Tom and his wife Sharon welcomed Bert and our team with caesars, pulled pork, homemade pie and inexplicable excitement and hospitality. As we continued to celebrate Bert’s accomplishment and share jokes and stories back and forth, it became obvious that Pete would benefit from another day of rest under Sylvia’s care.

Tommy had witnessed Bert’s day in our boat from his jet ski and after a couple of drinks he realized that he could do it too. From there ‘The Diesel’ was born. Tommy took the day off planning his 70th birthday to singlehandedly paddle the 5 remaining crewmembers to Thessalon - roughly 45km east of his property.
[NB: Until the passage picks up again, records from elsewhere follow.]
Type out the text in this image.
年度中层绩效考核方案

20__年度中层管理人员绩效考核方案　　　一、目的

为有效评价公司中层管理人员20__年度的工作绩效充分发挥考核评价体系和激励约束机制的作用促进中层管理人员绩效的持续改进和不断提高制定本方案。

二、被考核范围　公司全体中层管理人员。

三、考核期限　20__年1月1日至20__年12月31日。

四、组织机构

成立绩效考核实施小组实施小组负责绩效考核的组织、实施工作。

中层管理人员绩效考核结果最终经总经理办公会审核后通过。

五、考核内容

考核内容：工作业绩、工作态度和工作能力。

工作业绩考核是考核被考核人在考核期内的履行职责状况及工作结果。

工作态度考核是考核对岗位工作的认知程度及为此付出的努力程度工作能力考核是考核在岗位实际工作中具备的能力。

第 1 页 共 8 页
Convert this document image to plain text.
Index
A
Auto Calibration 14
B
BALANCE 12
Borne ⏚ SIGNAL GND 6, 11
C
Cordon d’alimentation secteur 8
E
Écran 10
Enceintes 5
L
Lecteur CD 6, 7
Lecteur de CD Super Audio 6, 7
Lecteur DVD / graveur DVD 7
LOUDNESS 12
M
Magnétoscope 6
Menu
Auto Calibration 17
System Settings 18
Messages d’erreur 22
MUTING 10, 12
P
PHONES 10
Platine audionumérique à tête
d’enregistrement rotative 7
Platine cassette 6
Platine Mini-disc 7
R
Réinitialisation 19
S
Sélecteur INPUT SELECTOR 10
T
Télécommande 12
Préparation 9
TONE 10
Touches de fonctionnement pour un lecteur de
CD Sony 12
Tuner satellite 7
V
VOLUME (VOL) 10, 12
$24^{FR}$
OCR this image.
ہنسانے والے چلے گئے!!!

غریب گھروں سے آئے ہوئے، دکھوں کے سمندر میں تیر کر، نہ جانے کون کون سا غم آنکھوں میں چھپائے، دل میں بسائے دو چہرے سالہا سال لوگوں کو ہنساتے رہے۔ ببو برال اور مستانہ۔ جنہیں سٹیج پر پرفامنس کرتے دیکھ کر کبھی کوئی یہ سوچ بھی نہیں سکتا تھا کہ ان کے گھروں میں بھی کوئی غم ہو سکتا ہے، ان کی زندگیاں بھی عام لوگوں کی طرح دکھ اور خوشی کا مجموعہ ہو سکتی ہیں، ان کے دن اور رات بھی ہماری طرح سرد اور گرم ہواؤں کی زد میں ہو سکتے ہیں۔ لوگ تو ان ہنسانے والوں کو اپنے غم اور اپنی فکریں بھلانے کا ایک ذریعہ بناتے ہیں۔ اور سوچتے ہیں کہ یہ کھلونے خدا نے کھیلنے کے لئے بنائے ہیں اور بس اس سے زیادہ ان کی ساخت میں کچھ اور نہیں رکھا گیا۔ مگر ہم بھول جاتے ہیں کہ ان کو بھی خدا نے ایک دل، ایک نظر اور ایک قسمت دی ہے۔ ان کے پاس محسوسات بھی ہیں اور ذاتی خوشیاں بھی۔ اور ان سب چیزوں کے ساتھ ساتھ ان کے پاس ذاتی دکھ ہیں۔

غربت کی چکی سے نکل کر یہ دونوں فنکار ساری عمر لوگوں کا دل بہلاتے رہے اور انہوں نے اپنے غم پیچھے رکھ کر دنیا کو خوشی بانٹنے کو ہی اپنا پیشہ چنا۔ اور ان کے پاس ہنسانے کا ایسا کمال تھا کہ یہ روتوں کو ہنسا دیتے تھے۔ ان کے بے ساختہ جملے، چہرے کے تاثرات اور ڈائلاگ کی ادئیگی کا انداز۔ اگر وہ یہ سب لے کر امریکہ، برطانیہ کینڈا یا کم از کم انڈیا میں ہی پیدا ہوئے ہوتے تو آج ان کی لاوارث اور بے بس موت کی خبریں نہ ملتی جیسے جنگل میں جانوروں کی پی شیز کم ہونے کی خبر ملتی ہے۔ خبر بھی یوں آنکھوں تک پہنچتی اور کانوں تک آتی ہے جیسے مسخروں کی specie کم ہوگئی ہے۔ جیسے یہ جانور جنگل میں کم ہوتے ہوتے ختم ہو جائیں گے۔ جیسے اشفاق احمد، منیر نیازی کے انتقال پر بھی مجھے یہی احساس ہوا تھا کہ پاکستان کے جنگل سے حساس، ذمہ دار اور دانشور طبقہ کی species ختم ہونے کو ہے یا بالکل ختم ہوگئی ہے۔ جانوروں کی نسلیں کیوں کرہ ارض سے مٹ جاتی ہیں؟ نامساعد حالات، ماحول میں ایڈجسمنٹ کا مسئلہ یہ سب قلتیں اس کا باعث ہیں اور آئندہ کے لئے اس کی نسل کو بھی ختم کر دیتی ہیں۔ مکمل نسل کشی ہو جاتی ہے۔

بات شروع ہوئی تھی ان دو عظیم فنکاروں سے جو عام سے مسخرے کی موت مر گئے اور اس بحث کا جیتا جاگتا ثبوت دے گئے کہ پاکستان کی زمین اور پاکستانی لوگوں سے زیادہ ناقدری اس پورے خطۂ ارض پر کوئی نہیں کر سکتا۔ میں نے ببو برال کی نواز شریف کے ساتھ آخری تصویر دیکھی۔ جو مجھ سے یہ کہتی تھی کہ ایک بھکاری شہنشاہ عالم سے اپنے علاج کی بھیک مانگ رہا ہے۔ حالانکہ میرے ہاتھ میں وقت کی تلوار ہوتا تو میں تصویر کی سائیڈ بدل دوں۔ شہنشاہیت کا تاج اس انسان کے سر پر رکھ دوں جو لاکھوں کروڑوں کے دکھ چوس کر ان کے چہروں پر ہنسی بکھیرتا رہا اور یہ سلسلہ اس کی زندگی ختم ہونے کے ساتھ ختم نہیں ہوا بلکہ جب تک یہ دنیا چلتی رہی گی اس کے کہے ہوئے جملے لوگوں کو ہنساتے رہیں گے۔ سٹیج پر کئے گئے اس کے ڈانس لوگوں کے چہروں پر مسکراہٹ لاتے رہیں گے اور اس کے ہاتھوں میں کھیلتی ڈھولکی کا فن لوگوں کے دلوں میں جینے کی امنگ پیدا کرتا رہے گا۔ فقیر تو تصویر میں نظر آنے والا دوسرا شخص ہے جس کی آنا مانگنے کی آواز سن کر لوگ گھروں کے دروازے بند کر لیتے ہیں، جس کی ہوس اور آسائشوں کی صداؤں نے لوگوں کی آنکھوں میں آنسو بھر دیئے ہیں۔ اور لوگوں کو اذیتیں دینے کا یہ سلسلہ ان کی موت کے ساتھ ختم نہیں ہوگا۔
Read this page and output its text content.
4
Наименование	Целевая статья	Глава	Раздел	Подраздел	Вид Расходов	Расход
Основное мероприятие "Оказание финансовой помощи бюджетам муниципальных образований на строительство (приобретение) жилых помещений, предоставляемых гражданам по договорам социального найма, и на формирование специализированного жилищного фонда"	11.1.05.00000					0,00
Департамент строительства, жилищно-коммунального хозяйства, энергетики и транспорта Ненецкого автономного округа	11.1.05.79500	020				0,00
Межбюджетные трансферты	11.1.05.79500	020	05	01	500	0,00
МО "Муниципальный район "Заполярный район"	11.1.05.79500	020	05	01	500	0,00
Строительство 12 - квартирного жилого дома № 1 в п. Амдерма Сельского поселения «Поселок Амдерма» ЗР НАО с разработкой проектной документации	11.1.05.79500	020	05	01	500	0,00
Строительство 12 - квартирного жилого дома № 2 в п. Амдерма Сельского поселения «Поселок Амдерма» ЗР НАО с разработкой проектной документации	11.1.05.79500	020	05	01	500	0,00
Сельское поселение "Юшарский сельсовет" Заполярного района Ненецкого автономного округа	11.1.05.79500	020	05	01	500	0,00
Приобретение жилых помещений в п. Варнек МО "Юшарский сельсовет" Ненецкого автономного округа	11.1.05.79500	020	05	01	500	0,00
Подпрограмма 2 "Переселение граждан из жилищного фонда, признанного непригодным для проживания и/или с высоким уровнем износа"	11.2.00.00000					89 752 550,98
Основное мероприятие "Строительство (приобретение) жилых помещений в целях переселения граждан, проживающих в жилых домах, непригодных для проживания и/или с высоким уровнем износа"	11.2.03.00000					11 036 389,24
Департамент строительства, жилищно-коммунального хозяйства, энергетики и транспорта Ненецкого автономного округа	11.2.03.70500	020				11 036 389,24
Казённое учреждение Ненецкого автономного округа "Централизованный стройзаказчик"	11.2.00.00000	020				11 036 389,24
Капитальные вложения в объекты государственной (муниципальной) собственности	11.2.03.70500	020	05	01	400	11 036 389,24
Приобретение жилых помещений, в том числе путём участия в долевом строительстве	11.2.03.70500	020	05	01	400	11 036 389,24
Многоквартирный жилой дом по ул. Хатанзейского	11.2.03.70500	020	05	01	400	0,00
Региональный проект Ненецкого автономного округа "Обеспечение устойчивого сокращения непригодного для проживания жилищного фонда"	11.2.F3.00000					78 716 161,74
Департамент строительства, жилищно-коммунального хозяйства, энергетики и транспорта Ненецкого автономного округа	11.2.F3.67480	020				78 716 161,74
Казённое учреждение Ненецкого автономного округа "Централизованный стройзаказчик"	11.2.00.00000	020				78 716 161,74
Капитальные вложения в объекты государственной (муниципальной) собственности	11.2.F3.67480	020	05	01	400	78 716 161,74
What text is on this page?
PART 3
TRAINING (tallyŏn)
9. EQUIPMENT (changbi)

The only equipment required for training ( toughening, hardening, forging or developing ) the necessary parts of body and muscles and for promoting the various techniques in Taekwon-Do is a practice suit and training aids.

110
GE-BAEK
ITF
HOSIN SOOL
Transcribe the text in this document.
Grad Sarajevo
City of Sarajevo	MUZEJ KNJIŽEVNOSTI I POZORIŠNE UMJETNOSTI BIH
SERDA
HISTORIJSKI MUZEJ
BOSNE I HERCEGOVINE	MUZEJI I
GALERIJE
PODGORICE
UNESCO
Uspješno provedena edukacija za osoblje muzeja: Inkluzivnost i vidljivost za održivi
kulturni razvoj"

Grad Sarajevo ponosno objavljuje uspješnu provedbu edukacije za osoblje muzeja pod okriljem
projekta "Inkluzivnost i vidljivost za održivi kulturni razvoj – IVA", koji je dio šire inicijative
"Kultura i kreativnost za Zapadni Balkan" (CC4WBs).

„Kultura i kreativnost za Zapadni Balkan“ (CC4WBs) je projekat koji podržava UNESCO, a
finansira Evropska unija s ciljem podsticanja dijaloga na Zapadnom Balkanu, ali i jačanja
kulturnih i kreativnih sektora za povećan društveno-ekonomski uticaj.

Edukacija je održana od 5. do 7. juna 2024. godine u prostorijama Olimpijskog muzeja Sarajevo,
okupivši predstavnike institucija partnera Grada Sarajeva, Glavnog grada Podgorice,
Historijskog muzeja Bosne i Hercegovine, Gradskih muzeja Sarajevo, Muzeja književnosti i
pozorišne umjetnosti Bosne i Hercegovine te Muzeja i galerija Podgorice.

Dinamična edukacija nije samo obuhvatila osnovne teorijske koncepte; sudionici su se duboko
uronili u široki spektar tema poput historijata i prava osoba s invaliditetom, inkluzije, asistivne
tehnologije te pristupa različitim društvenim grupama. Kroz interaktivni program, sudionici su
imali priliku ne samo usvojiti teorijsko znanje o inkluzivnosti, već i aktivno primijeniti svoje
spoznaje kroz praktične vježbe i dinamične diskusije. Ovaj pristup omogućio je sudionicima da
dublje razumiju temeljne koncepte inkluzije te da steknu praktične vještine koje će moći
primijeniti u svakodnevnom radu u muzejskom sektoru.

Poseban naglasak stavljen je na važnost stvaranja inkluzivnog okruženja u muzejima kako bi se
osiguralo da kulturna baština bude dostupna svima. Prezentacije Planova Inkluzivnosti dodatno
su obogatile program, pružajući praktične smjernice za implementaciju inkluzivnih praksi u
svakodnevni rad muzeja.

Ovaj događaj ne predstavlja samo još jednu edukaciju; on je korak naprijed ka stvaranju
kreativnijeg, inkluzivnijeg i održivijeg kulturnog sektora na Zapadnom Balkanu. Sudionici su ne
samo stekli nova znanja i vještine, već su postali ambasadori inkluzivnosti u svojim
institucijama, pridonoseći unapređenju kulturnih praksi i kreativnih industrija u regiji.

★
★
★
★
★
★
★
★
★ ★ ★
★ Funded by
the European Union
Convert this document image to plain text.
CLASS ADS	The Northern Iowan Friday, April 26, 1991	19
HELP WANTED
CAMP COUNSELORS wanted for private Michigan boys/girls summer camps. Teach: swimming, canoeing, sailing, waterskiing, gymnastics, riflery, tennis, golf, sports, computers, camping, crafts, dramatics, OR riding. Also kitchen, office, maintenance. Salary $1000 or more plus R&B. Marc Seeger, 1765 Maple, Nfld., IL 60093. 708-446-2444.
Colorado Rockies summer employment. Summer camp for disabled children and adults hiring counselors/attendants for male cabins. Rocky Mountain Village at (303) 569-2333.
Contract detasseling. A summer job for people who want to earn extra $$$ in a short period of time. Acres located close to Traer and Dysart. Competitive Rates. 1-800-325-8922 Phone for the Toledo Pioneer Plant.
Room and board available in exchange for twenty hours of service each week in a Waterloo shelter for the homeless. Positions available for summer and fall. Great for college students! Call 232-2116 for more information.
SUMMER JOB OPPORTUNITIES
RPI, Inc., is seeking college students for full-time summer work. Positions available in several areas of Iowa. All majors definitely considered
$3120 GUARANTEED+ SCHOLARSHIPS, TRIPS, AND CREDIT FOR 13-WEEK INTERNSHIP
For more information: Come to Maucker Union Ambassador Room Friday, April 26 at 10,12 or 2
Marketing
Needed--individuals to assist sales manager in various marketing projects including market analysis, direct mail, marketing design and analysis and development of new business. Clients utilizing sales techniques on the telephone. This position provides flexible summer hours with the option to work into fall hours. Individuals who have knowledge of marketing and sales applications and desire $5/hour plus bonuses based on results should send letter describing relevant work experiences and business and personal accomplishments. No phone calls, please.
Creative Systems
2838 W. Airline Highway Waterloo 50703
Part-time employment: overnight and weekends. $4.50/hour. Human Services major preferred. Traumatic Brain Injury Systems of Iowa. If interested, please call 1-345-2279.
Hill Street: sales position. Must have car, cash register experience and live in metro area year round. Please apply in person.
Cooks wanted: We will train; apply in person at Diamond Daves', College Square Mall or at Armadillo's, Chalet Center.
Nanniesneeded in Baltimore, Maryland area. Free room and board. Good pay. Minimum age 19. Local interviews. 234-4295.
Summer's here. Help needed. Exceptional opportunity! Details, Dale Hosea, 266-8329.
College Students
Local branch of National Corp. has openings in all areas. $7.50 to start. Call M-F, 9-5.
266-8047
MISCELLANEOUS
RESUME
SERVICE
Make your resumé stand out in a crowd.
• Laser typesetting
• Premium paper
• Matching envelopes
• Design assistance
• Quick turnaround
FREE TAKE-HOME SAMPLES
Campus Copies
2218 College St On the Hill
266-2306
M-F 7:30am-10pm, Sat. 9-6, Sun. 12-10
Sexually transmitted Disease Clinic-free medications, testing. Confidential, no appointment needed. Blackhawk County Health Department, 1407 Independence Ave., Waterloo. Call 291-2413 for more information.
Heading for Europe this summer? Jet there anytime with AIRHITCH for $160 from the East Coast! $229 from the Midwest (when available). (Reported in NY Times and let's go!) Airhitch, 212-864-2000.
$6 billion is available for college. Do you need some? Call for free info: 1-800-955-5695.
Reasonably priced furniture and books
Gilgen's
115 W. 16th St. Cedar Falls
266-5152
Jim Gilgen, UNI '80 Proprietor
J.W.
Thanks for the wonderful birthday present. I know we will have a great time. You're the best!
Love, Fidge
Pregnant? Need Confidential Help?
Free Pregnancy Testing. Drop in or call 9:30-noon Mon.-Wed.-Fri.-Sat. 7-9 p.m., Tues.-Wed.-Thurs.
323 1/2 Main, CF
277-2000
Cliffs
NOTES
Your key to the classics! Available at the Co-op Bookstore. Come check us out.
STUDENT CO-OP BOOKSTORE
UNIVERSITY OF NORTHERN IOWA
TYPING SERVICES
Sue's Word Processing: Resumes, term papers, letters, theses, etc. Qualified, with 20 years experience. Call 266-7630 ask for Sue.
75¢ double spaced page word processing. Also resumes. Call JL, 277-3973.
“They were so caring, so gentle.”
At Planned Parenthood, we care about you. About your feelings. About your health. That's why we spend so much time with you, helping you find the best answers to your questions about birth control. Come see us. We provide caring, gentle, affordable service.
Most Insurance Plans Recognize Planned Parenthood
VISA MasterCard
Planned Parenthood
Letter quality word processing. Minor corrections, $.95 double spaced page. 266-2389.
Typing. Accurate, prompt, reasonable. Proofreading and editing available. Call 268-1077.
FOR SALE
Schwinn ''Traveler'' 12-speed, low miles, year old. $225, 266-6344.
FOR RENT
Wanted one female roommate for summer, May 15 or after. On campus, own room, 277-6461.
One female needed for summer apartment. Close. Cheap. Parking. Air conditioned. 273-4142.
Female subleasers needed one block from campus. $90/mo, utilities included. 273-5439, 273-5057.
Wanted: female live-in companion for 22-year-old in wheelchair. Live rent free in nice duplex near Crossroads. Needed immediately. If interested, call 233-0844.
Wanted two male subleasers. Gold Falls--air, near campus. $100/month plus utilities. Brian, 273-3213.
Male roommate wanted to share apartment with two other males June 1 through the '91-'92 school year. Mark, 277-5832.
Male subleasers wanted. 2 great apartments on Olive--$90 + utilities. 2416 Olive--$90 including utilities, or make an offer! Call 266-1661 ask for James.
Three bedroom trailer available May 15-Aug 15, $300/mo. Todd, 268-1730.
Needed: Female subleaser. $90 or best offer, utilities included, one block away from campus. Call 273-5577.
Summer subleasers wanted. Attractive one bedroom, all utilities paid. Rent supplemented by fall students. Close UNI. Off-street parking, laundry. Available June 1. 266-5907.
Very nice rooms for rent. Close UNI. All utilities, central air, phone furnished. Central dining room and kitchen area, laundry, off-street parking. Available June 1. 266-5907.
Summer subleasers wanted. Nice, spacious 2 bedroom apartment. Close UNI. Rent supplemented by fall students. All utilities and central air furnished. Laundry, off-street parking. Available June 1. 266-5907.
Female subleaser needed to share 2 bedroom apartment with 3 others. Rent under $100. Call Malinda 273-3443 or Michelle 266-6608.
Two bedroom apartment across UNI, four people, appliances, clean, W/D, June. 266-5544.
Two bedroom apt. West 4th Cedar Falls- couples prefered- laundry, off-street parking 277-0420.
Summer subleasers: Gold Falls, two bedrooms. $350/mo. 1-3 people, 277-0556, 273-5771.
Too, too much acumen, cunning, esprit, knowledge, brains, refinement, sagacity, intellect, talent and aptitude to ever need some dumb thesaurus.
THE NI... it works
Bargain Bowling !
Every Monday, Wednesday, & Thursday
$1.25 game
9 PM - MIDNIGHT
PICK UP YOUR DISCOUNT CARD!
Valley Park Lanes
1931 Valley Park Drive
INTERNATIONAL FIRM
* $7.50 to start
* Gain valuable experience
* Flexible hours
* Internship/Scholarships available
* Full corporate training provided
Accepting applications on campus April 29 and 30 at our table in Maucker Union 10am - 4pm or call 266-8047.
We woke up, regrouped from the party the night before, ate another delicious breakfast on their patio and started towards our destination with a full fleet in the canoe. Tom not only shared his gifts of accents and comedy with our team but he even showed us the area’s hidden gems. We got a chance to cliff jump off Whiskey Rock and used the day’s tailwind to sail right into a beautiful beach site for lunch.

At the end of our day together, Sharon met us in Thessalon with another delicious meal as we debriefed another memorable day in the boat. Bert and Tommy not only helped us get to where we needed to go, but they kept the conversations new and exciting and showed us that spontaneity and adventure are not just for the young. They fit in perfectly and treated us as equals. They made 70’s look like the new 20’s and truly inspired us all.

To Tommy, Sharon, Bert, Ramona, Sylvia, John, Gregg, Ilene and everyone else we got to meet over the past couple of days…THANK YOU! You treated a bunch of strangers like family and we will always remember you for it. We love you!